Another thing he noticed was the creek along the field where they dumped the buckets was very high and flowing fast. The next time they did a dump run he gave it a wary look and cautioned the other three to be careful.

Bichna was in agreement, staring at the water for a moment before they went to work. It wasn't an all day event but it was pretty labor intensive, with the four of them digging the trench. Mo-sae always dumped the toilet buckets on his own so the others didn't have to get close and personal with the awful smell. They quickly shoveled the dirt back over.

"I bet this is some kind of biological hazard," the banker remarked. "It's probably illegal."

"Doesn't matter. It works for now, so it's somebody else's future problem," Mo-sae replied, like he didn't care. The four of them knew in their hearts that with the state their hometown was in, they would probably leave and not come back. 

Mo-sae's family had lost the farm years ago so there was nothing keeping him here. From what he'd heard from Lau, the vehicle repair shop he'd worked at had burned down. It would take years to rebuild this place.

The banker was on the sanitation team to try and repair his karma after years of denying loans to people and businesses, that might have been able to get back on their feet and pay it off if they'd been given the money. A lot of lost dreams had come from him following the rules, and he carried around that guilt.

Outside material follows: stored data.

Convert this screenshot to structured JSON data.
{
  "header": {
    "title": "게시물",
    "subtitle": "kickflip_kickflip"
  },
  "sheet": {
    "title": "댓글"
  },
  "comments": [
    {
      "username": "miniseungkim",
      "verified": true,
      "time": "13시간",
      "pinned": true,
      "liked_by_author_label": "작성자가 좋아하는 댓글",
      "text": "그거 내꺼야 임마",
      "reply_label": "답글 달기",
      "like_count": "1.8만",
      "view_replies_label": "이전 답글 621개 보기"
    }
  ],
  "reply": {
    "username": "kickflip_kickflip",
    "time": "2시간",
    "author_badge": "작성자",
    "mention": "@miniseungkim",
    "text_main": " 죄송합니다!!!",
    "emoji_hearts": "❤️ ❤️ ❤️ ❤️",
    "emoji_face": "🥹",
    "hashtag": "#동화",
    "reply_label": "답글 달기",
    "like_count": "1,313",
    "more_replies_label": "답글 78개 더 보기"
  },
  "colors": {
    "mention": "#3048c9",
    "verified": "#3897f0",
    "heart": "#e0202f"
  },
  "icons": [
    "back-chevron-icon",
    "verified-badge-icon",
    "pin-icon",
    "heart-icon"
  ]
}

Their last companion was a carpenter by trade, and a husband and father. At least it had been that way last time he checked. Every day he hoped and prayed that his wife and two kids had been evacuated from town, and not... There were too many horror stories passed around when the civilians sat around talking to each other. "I don't know what I will do if I never find them again," he'd said when he'd first opened up about it.

"Isn't there something we could do about the bio-hazard?" the banker argued.

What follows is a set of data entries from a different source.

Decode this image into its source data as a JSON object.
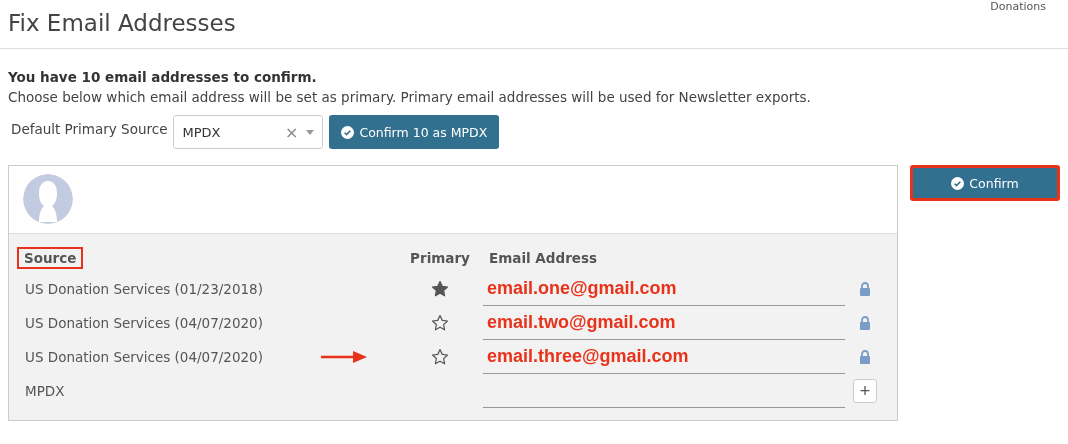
{
  "page": {
    "title": "Fix Email Addresses",
    "corner_text": "Donations"
  },
  "intro": {
    "heading": "You have 10 email addresses to confirm.",
    "description": "Choose below which email address will be set as primary. Primary email addresses will be used for Newsletter exports."
  },
  "default_source": {
    "label": "Default Primary Source",
    "value": "MPDX",
    "clear": "×",
    "button": "Confirm 10 as MPDX"
  },
  "contact": {
    "columns": [
      "Source",
      "Primary",
      "Email Address"
    ],
    "rows": [
      {
        "source": "US Donation Services",
        "date": "(01/23/2018)",
        "selected": true,
        "email": "email.one@gmail.com",
        "locked": true,
        "annotated": false
      },
      {
        "source": "US Donation Services",
        "date": "(04/07/2020)",
        "selected": false,
        "email": "email.two@gmail.com",
        "locked": true,
        "annotated": false
      },
      {
        "source": "US Donation Services",
        "date": "(04/07/2020)",
        "selected": false,
        "email": "email.three@gmail.com",
        "locked": true,
        "annotated": true
      },
      {
        "source": "MPDX",
        "kind": "new",
        "add": "+"
      }
    ],
    "confirm_button": "Confirm"
  }
}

"Maybe not the bacteria part, but for the harsh metals we could plant sunflowers," Bichna suggested as she kept shoveling dirt. "They pull that kind of thing out of the soil."

Mo-sae looked at her with astonishment. "Where did you hear that from?"

"Ritsu unnie had these herbalist textbooks that talk about the benefits of all sorts of plants. I must have read it in one of those," she admitted.

"Isn't the biggest exporter of sunflower seed the Ukraine?" the banker pointed out then, and the four of them paused for a second to think on that.

Yes, they are one of them. I wonder if the sunflowers pull radiation out of the ground too, Mo-sae contemplated, and then shook his head. "They're in the same predicament we could be in. So we won't be getting sunflowers from Ukraine at the very least."

"Nevermind," Bichna said, and went back to work. She always did more of the work, determined not to be looked at like a girl who couldn't do as much as the guys.